Excuse me, but what the f@ck is wrong with our society that we can’t seem to sell that idea to people? We really haven’t had this problem before. Now we do. And these mass murders are happening more and more often, both here and in other outposts of Western Civilization. What’s changed?
That’s a difficult question. It will lead to places that are uncomfortable. The answer(s) will inevitably weave its way through things such as postmodern American popular culture, the decline of American Judeo-Christianity, politics, and even the Constitution. But I am convinced, more than ever, that this is the correct path to investigate and, eventually, solve the “why” problem.
3.) Stay away from public events
If you’ve stayed with me this long, you get a piece of solid, practical advice for your perseverance: don’t bother with public gatherings for the near future.
The old saw offered to newly-minted concealed carriers used to be: avoid stupid people in stupid places doing stupid things.

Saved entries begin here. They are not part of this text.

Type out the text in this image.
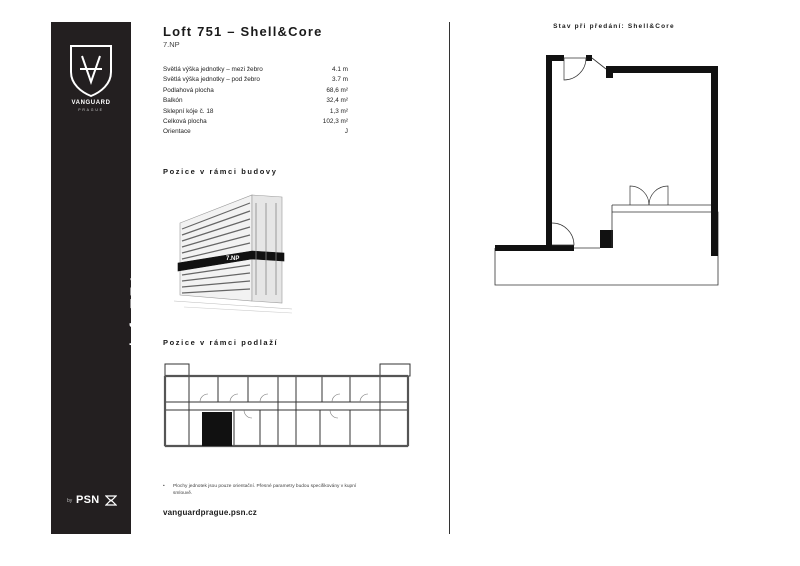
VANGUARD
PRAGUE
loft 751
by PSN
Loft 751 – Shell&Core
7.NP
Světlá výška jednotky – mezi žebro	4.1 m
Světlá výška jednotky – pod žebro	3.7 m
Podlahová plocha	68,6 m²
Balkón	32,4 m²
Sklepní kóje č. 18	1,3 m²
Celková plocha	102,3 m²
Orientace	J
Pozice v rámci budovy
7.NP
Pozice v rámci podlaží
• Plochy jednotek jsou pouze orientační. Přesné parametry budou specifikovány v kupní smlouvě.
vanguardprague.psn.cz
Stav při předání: Shell&Core
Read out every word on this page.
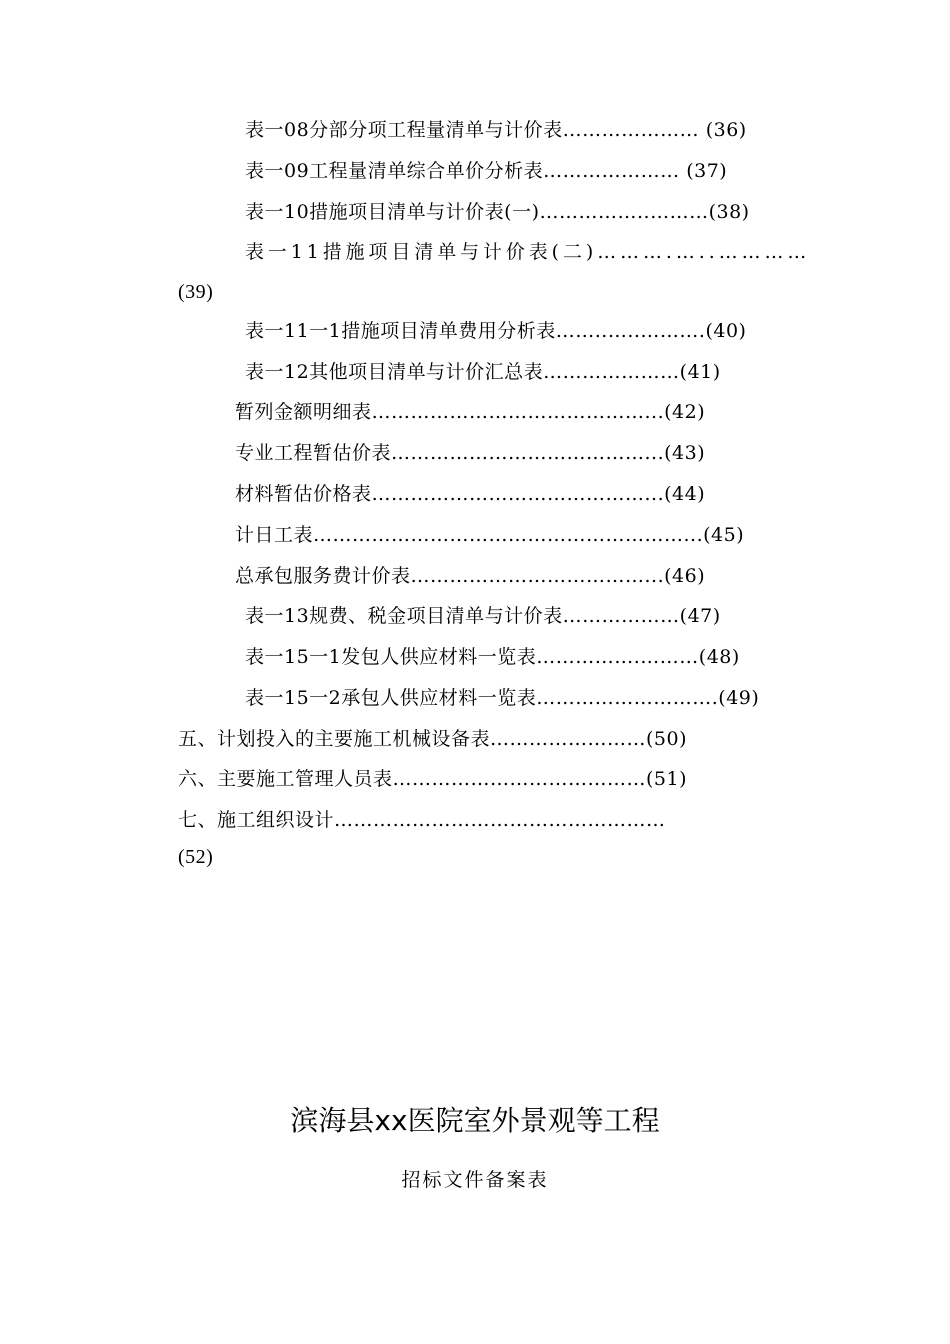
表一08分部分项工程量清单与计价表………………… (36)
表一09工程量清单综合单价分析表………………… (37)
表一10措施项目清单与计价表(一)……………..………(38)
表一11措施项目清单与计价表(二)……….…..…………
(39)
表一11一1措施项目清单费用分析表……..…..……….(40)
表一12其他项目清单与计价汇总表…………………(41)
暂列金额明细表……………………………………...(42)
专业工程暂估价表…………………………………...(43)
材料暂估价格表……………………………………...(44)
计日工表…………………………………………………...(45)
总承包服务费计价表………………………………...(46)
表一13规费、税金项目清单与计价表………………(47)
表一15一1发包人供应材料一览表…………….………(48)
表一15一2承包人供应材料一览表……………………….(49)
五、计划投入的主要施工机械设备表……………………(50)
六、主要施工管理人员表…………………………………(51)
七、施工组织设计……………………………………………
(52)
滨海县xx医院室外景观等工程
招标文件备案表
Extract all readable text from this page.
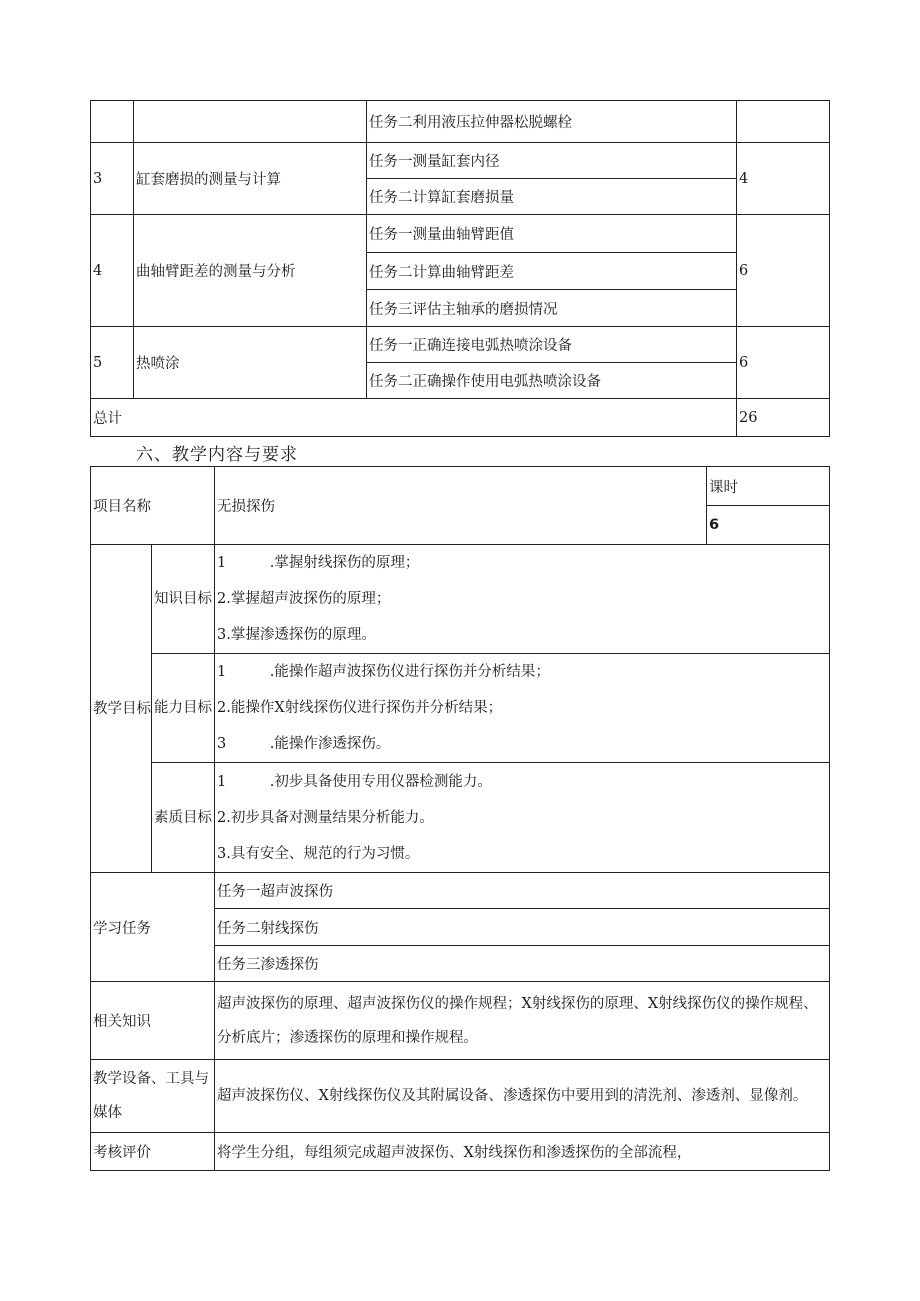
		任务二利用液压拉伸器松脱螺栓	
3	缸套磨损的测量与计算	任务一测量缸套内径	4
		任务二计算缸套磨损量	
4	曲轴臂距差的测量与分析	任务一测量曲轴臂距值	6
		任务二计算曲轴臂距差	
		任务三评估主轴承的磨损情况	
5	热喷涂	任务一正确连接电弧热喷涂设备	6
		任务二正确操作使用电弧热喷涂设备	
总计			26
六、教学内容与要求
项目名称		无损探伤	课时
			6
教学目标	知识目标	1　　　.掌握射线探伤的原理；
2.掌握超声波探伤的原理；
3.掌握渗透探伤的原理。	

	能力目标	1　　　.能操作超声波探伤仪进行探伤并分析结果；
2.能操作X射线探伤仪进行探伤并分析结果；
3　　　.能操作渗透探伤。	

	素质目标	1　　　.初步具备使用专用仪器检测能力。
2.初步具备对测量结果分析能力。
3.具有安全、规范的行为习惯。	

学习任务		任务一超声波探伤	
		任务二射线探伤	
		任务三渗透探伤	
相关知识		超声波探伤的原理、超声波探伤仪的操作规程；X射线探伤的原理、X射线探伤仪的操作规程、分析底片；渗透探伤的原理和操作规程。	
教学设备、工具与媒体		超声波探伤仪、X射线探伤仪及其附属设备、渗透探伤中要用到的清洗剂、渗透剂、显像剂。	
考核评价		将学生分组，每组须完成超声波探伤、X射线探伤和渗透探伤的全部流程，	
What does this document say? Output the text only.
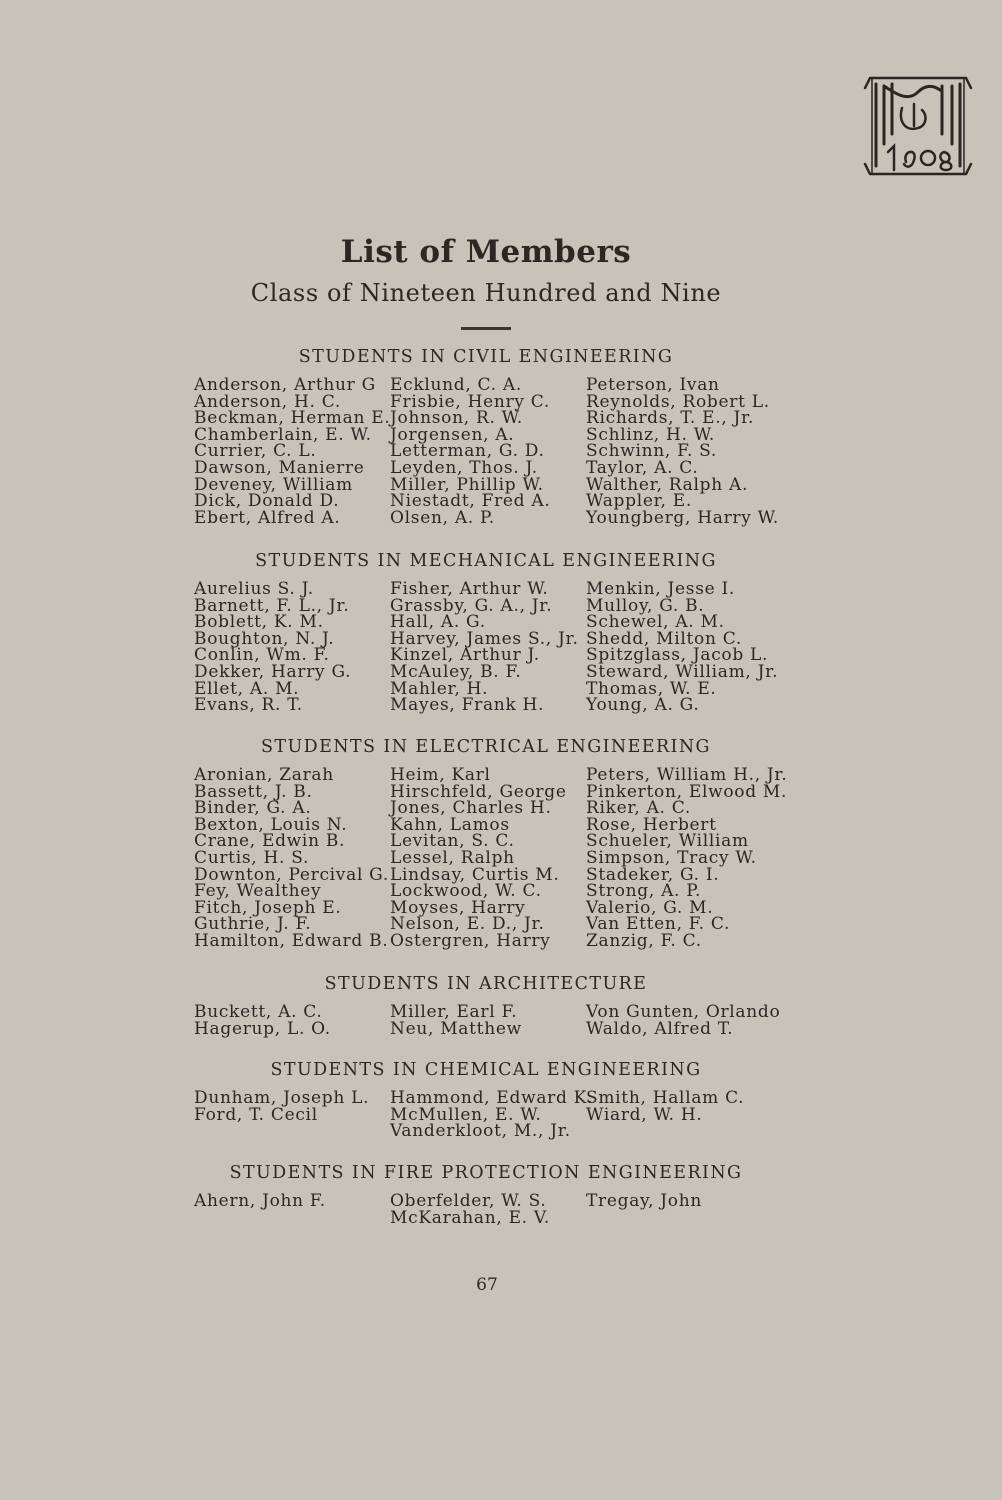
List of Members
Class of Nineteen Hundred and Nine
STUDENTS IN CIVIL ENGINEERING
Anderson, Arthur G
Anderson, H. C.
Beckman, Herman E.
Chamberlain, E. W.
Currier, C. L.
Dawson, Manierre
Deveney, William
Dick, Donald D.
Ebert, Alfred A.
Ecklund, C. A.
Frisbie, Henry C.
Johnson, R. W.
Jorgensen, A.
Letterman, G. D.
Leyden, Thos. J.
Miller, Phillip W.
Niestadt, Fred A.
Olsen, A. P.
Peterson, Ivan
Reynolds, Robert L.
Richards, T. E., Jr.
Schlinz, H. W.
Schwinn, F. S.
Taylor, A. C.
Walther, Ralph A.
Wappler, E.
Youngberg, Harry W.
STUDENTS IN MECHANICAL ENGINEERING
Aurelius S. J.
Barnett, F. L., Jr.
Boblett, K. M.
Boughton, N. J.
Conlin, Wm. F.
Dekker, Harry G.
Ellet, A. M.
Evans, R. T.
Fisher, Arthur W.
Grassby, G. A., Jr.
Hall, A. G.
Harvey, James S., Jr.
Kinzel, Arthur J.
McAuley, B. F.
Mahler, H.
Mayes, Frank H.
Menkin, Jesse I.
Mulloy, G. B.
Schewel, A. M.
Shedd, Milton C.
Spitzglass, Jacob L.
Steward, William, Jr.
Thomas, W. E.
Young, A. G.
STUDENTS IN ELECTRICAL ENGINEERING
Aronian, Zarah
Bassett, J. B.
Binder, G. A.
Bexton, Louis N.
Crane, Edwin B.
Curtis, H. S.
Downton, Percival G.
Fey, Wealthey
Fitch, Joseph E.
Guthrie, J. F.
Hamilton, Edward B.
Heim, Karl
Hirschfeld, George
Jones, Charles H.
Kahn, Lamos
Levitan, S. C.
Lessel, Ralph
Lindsay, Curtis M.
Lockwood, W. C.
Moyses, Harry
Nelson, E. D., Jr.
Ostergren, Harry
Peters, William H., Jr.
Pinkerton, Elwood M.
Riker, A. C.
Rose, Herbert
Schueler, William
Simpson, Tracy W.
Stadeker, G. I.
Strong, A. P.
Valerio, G. M.
Van Etten, F. C.
Zanzig, F. C.
STUDENTS IN ARCHITECTURE
Buckett, A. C.
Hagerup, L. O.
Miller, Earl F.
Neu, Matthew
Von Gunten, Orlando
Waldo, Alfred T.
STUDENTS IN CHEMICAL ENGINEERING
Dunham, Joseph L.
Ford, T. Cecil
Hammond, Edward K.
McMullen, E. W.
Vanderkloot, M., Jr.
Smith, Hallam C.
Wiard, W. H.
STUDENTS IN FIRE PROTECTION ENGINEERING
Ahern, John F.	Oberfelder, W. S.
McKarahan, E. V.
Tregay, John
67
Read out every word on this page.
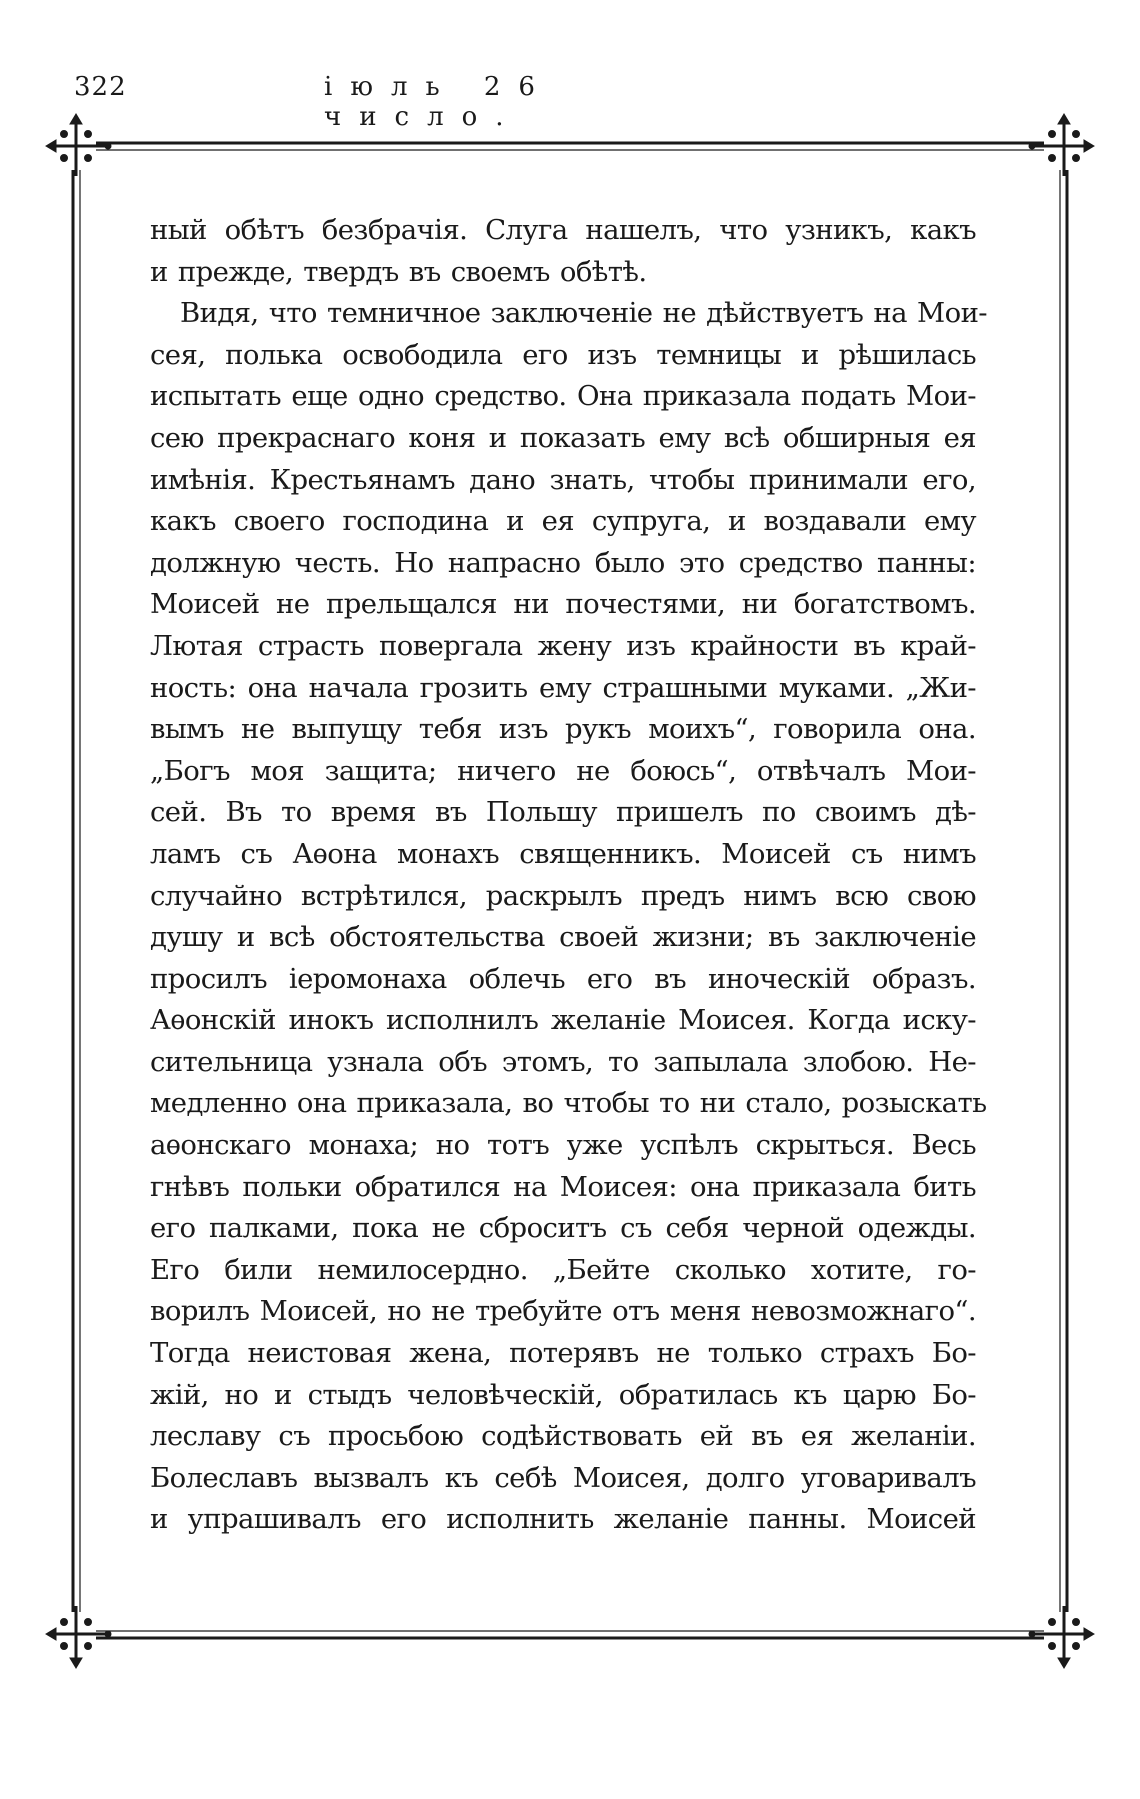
322	іюль 26 число.
ный обѣтъ безбрачія. Слуга нашелъ, что узникъ, какъ
и прежде, твердъ въ своемъ обѣтѣ.
Видя, что темничное заключеніе не дѣйствуетъ на Мои-
сея, полька освободила его изъ темницы и рѣшилась
испытать еще одно средство. Она приказала подать Мои-
сею прекраснаго коня и показать ему всѣ обширныя ея
имѣнія. Крестьянамъ дано знать, чтобы принимали его,
какъ своего господина и ея супруга, и воздавали ему
должную честь. Но напрасно было это средство панны:
Моисей не прельщался ни почестями, ни богатствомъ.
Лютая страсть повергала жену изъ крайности въ край-
ность: она начала грозить ему страшными муками. „Жи-
вымъ не выпущу тебя изъ рукъ моихъ“, говорила она.
„Богъ моя защита; ничего не боюсь“, отвѣчалъ Мои-
сей. Въ то время въ Польшу пришелъ по своимъ дѣ-
ламъ съ Аѳона монахъ священникъ. Моисей съ нимъ
случайно встрѣтился, раскрылъ предъ нимъ всю свою
душу и всѣ обстоятельства своей жизни; въ заключеніе
просилъ іеромонаха облечь его въ иноческій образъ.
Аѳонскій инокъ исполнилъ желаніе Моисея. Когда иску-
сительница узнала объ этомъ, то запылала злобою. Не-
медленно она приказала, во чтобы то ни стало, розыскать
аѳонскаго монаха; но тотъ уже успѣлъ скрыться. Весь
гнѣвъ польки обратился на Моисея: она приказала бить
его палками, пока не сброситъ съ себя черной одежды.
Его били немилосердно. „Бейте сколько хотите, го-
ворилъ Моисей, но не требуйте отъ меня невозможнаго“.
Тогда неистовая жена, потерявъ не только страхъ Бо-
жій, но и стыдъ человѣческій, обратилась къ царю Бо-
леславу съ просьбою содѣйствовать ей въ ея желаніи.
Болеславъ вызвалъ къ себѣ Моисея, долго уговаривалъ
и упрашивалъ его исполнить желаніе панны. Моисей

I’m afraid in light of recent events, of which last night’s mass murder is simply the latest example, going to a concert, sporting event, or any other venue with a large amount of people is simply a soft target for someone who wants to emulate what happened last night.
Do I go too far here? No. The people who perpetrate these sorts of mass murders are looking for lots of soft targets, and these sorts of venues are made to order — all the more so when the law-abiding are required to be disarmed by act of property owner policy or the force of law. Is your life worth the chance to see a live concert, when the music can be had for under $20 online? Is your life worth watching a live ballgame, when it can be seen at home for a $150/season subscription? Is your life worth going to a crowded nightclub for a romantic encounter when — let’s be honest here — you usually meet a better class of people through friends or online?
Speaking personally, I feel much safer walking down the streets of Detroit at night with my sidearm strapped to my hip than going to a concert, a game, or a nightclub. Armed or otherwise.
That’s enough for now. A lot of verbal and possibly legislative defecation is about to hit the oscillation — to borrow from the late Louis Awerbuck. Keep your powder dry, and focus on what’s important.